Least number of charts to describe a given manifold Hello,  I'm wondering if there is a standard reference discussing the least number of charts in an atlas of a given manifold required to describe it.  
E.g. a circle requires at least two charts, and so on (I couldn't manage to get anything relevant neither on wikipedia nor on google, so I guess I'm lacking the correct terminology).
Edit: in the case of an open covering of a topological space by n+1 contractible sets (in that space) then n is called the Lusternik-Schnirelman Category of the space, see Andy Putman's answer.  The following book seems to be the standard reference http://books.google.fr/books?id=vMREfNN-L4gC&pg=PP1
Great, now I'm still interested by the initial question: does anybody know of another theory without this contractibility assumption (hoping that it allows more freedom)? e.g. would it lead to different numbers say for genus-g surfaces? 
Final edit: yes different numbers for genus-g surfaces (see answers below), but not sure there is a theory without contractibility.   Right, really lots of interesting literature on the LS category nevertheless, hence the accepted answer.  For example there are estimates for non-simply connected compact simple Lie groups like PU(n) and SO(n) in Topology and its Applications, Volume 150, Issues 1-3, 14 May 2005, Pages 111-123. 
 A: Orthogonal question: Does the (minimum) number of  charts needed to describe a manifold tell you anything about the manifold?

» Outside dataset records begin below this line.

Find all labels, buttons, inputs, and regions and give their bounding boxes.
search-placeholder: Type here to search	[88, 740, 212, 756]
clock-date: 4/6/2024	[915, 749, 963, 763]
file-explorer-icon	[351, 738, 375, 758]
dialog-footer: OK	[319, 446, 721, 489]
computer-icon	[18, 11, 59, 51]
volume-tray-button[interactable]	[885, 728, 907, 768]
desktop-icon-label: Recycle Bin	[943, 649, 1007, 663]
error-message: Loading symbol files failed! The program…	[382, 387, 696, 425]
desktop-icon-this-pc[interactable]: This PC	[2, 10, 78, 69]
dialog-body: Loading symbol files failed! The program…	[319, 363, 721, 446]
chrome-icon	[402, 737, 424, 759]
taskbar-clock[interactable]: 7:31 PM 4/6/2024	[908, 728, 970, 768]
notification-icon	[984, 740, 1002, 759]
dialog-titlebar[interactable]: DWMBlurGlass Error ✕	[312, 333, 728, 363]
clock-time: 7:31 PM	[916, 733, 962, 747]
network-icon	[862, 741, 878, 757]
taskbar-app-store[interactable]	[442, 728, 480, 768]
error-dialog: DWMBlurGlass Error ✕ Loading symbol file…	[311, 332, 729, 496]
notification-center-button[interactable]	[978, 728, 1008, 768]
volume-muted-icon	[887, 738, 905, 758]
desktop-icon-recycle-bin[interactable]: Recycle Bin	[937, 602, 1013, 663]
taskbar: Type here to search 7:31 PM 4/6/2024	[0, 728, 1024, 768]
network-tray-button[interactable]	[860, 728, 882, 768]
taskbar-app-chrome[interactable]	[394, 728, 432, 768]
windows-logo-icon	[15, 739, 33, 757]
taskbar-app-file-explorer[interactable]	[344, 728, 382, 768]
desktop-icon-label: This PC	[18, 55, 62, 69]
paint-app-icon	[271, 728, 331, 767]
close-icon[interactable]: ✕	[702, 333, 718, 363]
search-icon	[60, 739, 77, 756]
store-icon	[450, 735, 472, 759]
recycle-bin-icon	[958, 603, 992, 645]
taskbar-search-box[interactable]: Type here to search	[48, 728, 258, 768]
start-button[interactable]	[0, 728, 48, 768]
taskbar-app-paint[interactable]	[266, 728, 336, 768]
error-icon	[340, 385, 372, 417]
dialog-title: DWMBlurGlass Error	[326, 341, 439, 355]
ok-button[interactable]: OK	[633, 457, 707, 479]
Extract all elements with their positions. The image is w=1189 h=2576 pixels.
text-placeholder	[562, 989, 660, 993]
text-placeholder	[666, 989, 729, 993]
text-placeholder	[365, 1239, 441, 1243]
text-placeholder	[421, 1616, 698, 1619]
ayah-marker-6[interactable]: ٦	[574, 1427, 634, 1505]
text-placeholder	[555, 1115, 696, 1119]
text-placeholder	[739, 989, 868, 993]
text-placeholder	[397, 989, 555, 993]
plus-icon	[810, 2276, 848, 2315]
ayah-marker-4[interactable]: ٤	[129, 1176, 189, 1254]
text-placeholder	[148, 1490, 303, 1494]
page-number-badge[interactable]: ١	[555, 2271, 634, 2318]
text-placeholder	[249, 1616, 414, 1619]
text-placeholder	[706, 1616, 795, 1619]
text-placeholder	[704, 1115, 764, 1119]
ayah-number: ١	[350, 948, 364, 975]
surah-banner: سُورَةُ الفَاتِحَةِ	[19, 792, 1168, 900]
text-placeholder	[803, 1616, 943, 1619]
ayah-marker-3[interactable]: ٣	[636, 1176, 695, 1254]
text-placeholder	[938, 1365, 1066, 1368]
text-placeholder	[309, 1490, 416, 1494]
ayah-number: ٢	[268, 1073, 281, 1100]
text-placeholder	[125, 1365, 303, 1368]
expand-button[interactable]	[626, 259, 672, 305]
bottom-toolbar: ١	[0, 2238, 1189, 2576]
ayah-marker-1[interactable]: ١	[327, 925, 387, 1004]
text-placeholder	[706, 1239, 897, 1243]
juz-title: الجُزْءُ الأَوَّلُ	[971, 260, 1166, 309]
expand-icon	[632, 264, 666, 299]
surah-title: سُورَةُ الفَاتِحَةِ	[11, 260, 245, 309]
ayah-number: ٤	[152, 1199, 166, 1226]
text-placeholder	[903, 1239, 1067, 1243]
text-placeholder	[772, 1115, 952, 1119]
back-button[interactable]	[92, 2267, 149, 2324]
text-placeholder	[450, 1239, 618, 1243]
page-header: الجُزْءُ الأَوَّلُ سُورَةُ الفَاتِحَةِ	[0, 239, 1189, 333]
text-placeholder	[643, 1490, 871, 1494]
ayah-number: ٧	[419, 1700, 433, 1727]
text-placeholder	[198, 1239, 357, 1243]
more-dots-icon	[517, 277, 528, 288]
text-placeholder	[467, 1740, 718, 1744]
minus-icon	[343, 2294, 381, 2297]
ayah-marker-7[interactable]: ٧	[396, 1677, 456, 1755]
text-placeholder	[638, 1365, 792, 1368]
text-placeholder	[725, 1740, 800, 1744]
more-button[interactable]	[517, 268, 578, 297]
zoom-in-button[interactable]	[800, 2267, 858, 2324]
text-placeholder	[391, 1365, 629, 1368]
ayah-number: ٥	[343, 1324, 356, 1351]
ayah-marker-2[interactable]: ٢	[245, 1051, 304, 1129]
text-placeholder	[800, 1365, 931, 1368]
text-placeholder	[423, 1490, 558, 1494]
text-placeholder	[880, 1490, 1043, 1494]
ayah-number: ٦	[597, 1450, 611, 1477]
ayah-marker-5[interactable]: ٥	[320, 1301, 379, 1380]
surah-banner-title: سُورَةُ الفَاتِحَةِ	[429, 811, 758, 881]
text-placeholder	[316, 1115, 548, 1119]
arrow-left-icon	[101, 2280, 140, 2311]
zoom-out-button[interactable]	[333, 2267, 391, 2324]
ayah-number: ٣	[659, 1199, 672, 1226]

A: I believe that Cech cohomology could yield the sort of answer you're looking for (at least in the contractible case).  The general idea is that it computes cohomology based on nothing but the so-called "incidence data" of a good cover (that is, which n-fold intersections of open sets in the cover are nonempty) -- in fact, a n-chain is nothing more than a formal sum of (nonempty) (n+1)-fold intersections, with R coefficients.  Of course, this cohomology theory is usually isomorphic to singular cohomology, de Rham cohomology, et al. (in particular, they agree in the case of manifolds).  So if your manifold has a high h1=rank(H1), for example, then there must be lots of different 2-fold intersections to generate H1, and also if your manifold has nonzero Hk then there must exist a (k+1)-fold intersection of sets in the open cover, which means that you must have at least that many sets in any good cover.  (Note that if M is a k-dimensional orientable manifold, then Hk(M)=R by Poincare duality.)
A: To answer your last question, the least number of charts needed to cover any orientable 2-manifold is 2.  Consider the usual embedding of an orientable surface Σ in R3 which is symmetric across the plane z = 0 (as shown here), and let ε > 0 be sufficiently small.  The open subsets Σ ∩ {z > -ε}, Σ ∩ {z < ε} form a covering of Σ by charts: by Morse theory Σ ∩ {z > -ε} is diffeomorphic to Σ ∩ {z > ε}, which is diffeomorphic to an open subset of R2 by projecting onto the xy-plane.
A: It's not quite the same thing, but a related object is the Lyusternik–Schnirelmann category of a topological space.  See
http://en.wikipedia.org/wiki/Lyusternik-Schnirelmann_category
A: I do not know if the following exactly answers your question.
I have found on the second page of Michor "Topics in Differential Geometry":
"Note finally that any manifold $M$ admits a finite atlas consisting of $\dim{M}+1$ not connected charts. This is a consequence of topological dimension theory [cf. Nagata, Modern Dimension Theory]; a proof for manifolds may be found in [cf. Greub, Halperin, Vanstone, Connections, curvature and cohomology.I]."
I hope to have been useful.
A: After "dimension" this is the most basic numerical invariant of a manifold and the least explored. I found this reference some years ago: I. Bernstein, "On Imbedding Numbers of Differentiable Manifolds", Topology, Vol. 7, pp. 95-109.